Some doctors who work with publicly funded clinics speculate that Ortho previously kept prices low because it hoped to build brand loyalty among women who might one day switch to private insurance. Now that generic substitutes for most Ortho pills are available and most private insurance companies press women to use them, the theory goes, Ortho has little incentive to woo women. But generic birth-control pills have been available for a while, so this doesn’t explain why Ortho chose to stick it to the public clinics now.

Another possibility is that the price hike reflects a change in the prices Ortho charges commercially. The federal formula used to calculate 340B prices takes into account a drug’s commercial price and its Medicaid price, and it can result in low or even negative numbers—in which case, the government goes with a price of one penny, says Jennifer Lockwood-Shabat of the National Family Planning and Reproductive Health Association, which negotiates pricing with Ortho on behalf of public clinics. Lockwood-Shabat says there may have been a recent shift in Ortho’s commercial pricing that in turn allowed it to raise prices for the public sector. Still, the company could have decided to keep prices low or increase them incrementally rather than radically raise them.

To absorb the higher prices, public clinics are contemplating cutting other services, reducing the hours they’re open, or closing some locations.
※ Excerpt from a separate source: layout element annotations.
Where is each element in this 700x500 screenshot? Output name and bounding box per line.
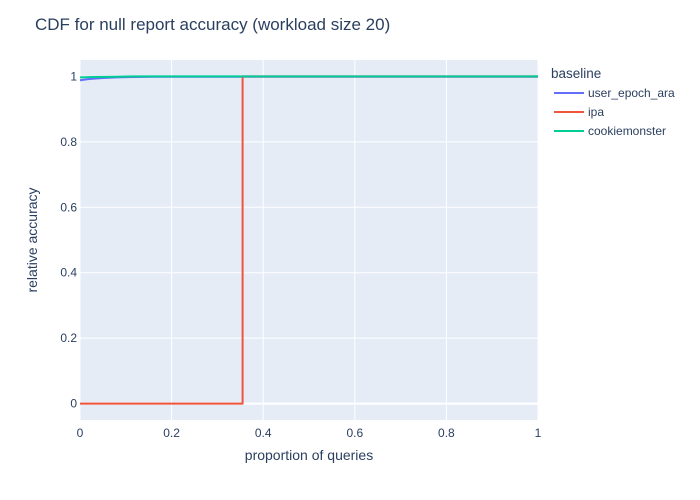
series-line-cookiemonster — [79, 75, 538, 79]
legend-item-cookiemonster[interactable]: cookiemonster — [554, 124, 666, 138]
y-tick-label: 0.2 — [60, 331, 77, 345]
x-tick-label: 0.8 — [438, 426, 455, 440]
x-tick-label: 0 — [77, 426, 84, 440]
legend-title: baseline — [551, 66, 601, 81]
legend-item-ipa[interactable]: ipa — [554, 105, 604, 119]
legend-item-user-epoch-ara[interactable]: user_epoch_ara — [554, 86, 675, 100]
y-tick-label: 0.4 — [60, 266, 77, 280]
x-tick-label: 0.6 — [346, 426, 363, 440]
y-axis-title: relative accuracy — [24, 187, 40, 292]
x-tick-label: 0.2 — [163, 426, 180, 440]
y-tick-label: 0.6 — [60, 200, 77, 214]
y-tick-labels: 0 0.2 0.4 0.6 0.8 1 — [60, 69, 77, 410]
x-axis-title: proportion of queries — [245, 447, 373, 463]
plot-area — [80, 60, 538, 420]
legend-label: ipa — [588, 105, 604, 119]
chart-title: CDF for null report accuracy (workload s… — [35, 15, 390, 34]
y-tick-label: 0 — [70, 397, 77, 411]
y-tick-label: 0.8 — [60, 135, 77, 149]
legend-label: cookiemonster — [588, 124, 666, 138]
series-layer — [79, 75, 538, 405]
y-tick-label: 1 — [70, 69, 77, 83]
x-tick-label: 1 — [535, 426, 542, 440]
x-tick-label: 0.4 — [255, 426, 272, 440]
legend-label: user_epoch_ara — [588, 86, 675, 100]
x-tick-labels: 0 0.2 0.4 0.6 0.8 1 — [77, 426, 542, 440]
Some clinics are finding that generic substitutes are difficult to afford. Prices for generic birth control pills vary widely, but many seem to cost between $5 and $18 dollars a pack—not bad compared with retail prices, but far more than clinics were accustomed to paying for Ortho. Some clinics say they will have to stop offering certain classes of birth control pills altogether. This is a problem since women respond differently to different hormonal formulations: One kind of pill may cause breakthrough bleeding, bloating, or moodiness, while another causes no side effects.

The National Family Planning and Reproductive Health Association and its members have managed to convince Ortho to relent on one of the price increases—the cost of the Ortho Evra patch initially jumped from $10 or $12 to more than $22 dollars; now it’s down to $15. Maybe Ortho will come to its senses on the pill as well, or maybe state governments will step in with an infusion of cash.